2
votes

We use Mapreduce to bulk create HFiles that are then incrementally/bulk loaded into HBase. Something I have noticed is that the load is simply an HDFS move command (which does not physically move the blocks of the files).

Since we do a lot of HBase table scans and we have short circuit reading enabled, it would be beneficial to have these HFiles localized to their respective region's node.

I know that a major compaction can accomplish this but those are inefficient when there HFiles are small compared to the region size.

1
have you looked at locality index of your RegionServers? What is average localityIndex?Anil Gupta
Yes, and of course after a major compaction it goes to 1 and even after an HFile load it might only drop to 89 depending on the size of the HFile. However it still seems like it would be possible to execute a command that would ensure data locality.Andrew White

1 Answers

1
votes

HBase uses HDFS as a File System. HBase does not controls datalocality of HDFS blocks.
When HBase API is used to write data to HBase, then HBase RegionServer becomes a client to HDFS and in HDFS if client node is also a datanode, then a local block is also created. Hence, localityIndex is high when HBase API is used for writes.

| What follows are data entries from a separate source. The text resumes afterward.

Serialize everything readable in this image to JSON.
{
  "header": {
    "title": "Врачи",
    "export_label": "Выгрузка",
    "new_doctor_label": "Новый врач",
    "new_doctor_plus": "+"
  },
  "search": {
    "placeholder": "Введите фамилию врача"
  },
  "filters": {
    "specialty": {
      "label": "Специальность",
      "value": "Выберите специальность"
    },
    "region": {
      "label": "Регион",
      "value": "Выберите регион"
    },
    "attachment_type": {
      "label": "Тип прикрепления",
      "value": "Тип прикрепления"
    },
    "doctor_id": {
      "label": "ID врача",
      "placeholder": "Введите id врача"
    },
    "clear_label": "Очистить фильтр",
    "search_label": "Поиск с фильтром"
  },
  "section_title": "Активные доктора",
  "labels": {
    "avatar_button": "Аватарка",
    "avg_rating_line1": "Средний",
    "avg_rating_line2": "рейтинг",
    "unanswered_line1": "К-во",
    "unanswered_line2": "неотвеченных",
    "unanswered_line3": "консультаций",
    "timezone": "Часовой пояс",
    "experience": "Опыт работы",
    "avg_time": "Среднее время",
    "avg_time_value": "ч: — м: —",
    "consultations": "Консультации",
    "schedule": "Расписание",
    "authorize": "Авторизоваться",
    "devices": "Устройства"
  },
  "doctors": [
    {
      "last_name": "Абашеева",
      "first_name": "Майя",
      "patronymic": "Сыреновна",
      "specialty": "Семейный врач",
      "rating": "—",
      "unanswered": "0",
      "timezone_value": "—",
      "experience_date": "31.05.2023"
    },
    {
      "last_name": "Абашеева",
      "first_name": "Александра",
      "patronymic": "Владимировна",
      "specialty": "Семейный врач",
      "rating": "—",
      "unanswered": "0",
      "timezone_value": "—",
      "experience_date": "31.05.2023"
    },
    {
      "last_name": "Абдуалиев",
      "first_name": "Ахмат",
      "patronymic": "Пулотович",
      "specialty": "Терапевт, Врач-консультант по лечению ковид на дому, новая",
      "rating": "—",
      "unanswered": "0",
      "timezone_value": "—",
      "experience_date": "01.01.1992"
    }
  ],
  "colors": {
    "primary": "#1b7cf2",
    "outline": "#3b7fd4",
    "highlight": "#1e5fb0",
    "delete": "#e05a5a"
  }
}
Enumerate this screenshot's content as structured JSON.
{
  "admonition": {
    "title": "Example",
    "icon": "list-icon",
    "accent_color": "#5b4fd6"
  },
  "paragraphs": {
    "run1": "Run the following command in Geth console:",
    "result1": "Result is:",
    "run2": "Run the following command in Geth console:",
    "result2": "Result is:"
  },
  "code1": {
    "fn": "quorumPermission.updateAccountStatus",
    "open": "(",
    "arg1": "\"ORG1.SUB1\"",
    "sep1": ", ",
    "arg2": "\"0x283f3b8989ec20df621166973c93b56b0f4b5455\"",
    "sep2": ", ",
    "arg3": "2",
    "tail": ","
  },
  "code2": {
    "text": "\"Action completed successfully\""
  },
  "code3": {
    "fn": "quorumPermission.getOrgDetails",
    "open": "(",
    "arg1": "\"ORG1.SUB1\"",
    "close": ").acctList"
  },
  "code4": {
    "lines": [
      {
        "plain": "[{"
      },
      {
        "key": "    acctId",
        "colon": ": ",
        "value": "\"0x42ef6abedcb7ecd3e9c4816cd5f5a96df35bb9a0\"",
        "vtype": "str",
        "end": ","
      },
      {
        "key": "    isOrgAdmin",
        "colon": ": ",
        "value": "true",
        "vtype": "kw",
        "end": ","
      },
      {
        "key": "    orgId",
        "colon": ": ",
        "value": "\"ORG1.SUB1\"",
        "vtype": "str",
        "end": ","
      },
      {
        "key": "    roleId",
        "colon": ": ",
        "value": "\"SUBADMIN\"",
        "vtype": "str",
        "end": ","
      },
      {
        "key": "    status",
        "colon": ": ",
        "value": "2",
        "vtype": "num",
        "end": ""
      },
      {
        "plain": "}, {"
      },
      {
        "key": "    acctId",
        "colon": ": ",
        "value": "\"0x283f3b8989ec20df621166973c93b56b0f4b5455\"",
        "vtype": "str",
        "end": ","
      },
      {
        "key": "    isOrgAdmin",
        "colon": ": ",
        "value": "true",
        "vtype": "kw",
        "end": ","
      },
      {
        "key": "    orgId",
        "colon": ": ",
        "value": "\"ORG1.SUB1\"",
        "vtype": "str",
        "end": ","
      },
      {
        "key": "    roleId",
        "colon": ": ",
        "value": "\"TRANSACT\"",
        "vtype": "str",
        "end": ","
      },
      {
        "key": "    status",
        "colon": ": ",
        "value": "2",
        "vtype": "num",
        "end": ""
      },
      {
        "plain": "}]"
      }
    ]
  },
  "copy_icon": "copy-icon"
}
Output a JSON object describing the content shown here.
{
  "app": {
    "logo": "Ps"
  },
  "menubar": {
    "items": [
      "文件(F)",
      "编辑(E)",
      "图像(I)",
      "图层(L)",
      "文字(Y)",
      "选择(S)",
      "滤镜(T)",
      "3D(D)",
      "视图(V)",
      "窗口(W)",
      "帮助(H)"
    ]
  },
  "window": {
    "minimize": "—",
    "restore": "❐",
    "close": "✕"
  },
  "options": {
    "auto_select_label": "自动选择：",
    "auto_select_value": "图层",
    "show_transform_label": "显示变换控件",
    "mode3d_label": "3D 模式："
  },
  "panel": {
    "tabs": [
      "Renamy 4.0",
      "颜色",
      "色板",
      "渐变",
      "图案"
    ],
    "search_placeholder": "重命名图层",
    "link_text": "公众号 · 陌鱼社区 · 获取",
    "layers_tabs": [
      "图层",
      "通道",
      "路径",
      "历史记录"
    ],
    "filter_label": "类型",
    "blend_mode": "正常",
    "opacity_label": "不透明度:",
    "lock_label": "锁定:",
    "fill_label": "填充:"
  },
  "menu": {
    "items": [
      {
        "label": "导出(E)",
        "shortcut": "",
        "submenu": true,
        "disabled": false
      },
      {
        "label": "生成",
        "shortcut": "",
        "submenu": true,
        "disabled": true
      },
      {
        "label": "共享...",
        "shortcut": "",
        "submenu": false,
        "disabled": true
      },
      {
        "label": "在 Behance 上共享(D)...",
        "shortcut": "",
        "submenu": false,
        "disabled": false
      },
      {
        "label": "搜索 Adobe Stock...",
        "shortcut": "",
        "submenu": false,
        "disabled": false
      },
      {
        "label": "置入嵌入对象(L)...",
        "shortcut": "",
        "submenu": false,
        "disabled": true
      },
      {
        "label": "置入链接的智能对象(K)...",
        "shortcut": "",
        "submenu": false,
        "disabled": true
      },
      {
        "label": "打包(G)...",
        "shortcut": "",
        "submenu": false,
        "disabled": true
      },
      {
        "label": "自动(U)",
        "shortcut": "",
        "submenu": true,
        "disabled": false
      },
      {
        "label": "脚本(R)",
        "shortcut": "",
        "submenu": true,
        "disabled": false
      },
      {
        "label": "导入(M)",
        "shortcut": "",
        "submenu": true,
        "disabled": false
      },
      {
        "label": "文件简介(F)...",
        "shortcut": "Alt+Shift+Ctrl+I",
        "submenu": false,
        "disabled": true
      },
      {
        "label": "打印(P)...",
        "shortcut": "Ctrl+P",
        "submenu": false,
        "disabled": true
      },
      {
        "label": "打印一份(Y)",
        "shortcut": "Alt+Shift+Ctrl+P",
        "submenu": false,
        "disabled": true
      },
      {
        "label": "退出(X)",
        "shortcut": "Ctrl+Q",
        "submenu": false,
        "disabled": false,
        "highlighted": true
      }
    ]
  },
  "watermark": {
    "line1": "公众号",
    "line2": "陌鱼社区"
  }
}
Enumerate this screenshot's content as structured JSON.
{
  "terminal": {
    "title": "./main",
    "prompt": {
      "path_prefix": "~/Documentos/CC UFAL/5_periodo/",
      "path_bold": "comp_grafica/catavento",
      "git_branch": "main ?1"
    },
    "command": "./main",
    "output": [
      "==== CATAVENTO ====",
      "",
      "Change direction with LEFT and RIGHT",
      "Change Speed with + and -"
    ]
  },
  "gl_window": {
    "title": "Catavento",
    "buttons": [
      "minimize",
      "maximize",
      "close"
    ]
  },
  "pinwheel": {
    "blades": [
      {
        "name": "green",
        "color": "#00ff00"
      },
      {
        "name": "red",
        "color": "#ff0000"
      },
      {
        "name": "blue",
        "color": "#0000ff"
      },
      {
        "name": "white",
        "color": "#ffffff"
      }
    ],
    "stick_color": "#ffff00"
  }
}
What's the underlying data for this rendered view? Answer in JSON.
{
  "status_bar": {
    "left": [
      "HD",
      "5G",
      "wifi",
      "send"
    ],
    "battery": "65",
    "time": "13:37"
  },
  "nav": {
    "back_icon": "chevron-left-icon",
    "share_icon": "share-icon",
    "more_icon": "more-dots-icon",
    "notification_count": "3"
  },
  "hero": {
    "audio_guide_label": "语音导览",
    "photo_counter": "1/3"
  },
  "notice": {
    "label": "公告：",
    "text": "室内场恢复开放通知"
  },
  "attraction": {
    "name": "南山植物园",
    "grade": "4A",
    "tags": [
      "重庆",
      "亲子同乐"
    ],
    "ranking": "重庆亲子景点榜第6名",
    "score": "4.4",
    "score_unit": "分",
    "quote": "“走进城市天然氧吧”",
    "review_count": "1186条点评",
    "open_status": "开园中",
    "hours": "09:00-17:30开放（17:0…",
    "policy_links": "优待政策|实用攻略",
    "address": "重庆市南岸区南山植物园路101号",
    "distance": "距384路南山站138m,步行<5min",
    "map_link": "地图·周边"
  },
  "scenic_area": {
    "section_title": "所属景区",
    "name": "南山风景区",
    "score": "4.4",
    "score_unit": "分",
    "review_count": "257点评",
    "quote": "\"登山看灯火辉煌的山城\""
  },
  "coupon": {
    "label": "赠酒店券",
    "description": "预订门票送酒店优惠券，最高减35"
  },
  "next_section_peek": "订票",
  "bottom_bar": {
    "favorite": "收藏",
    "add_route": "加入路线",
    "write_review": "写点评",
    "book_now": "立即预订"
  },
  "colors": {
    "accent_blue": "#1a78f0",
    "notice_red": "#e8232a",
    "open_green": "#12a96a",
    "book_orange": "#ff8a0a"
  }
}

When bulk load is used, HFiles are already present in HDFS. Since, they are already present on hdfs. HBase will just make those hfile part of Regions. In this case datalocality is not guaranteed.

If you really really need high datalocality, then rather than bulk load i would recommend you to use HBase API for writes.
I have been using HBase API to write to HBase from my MR job and they have worked well till now.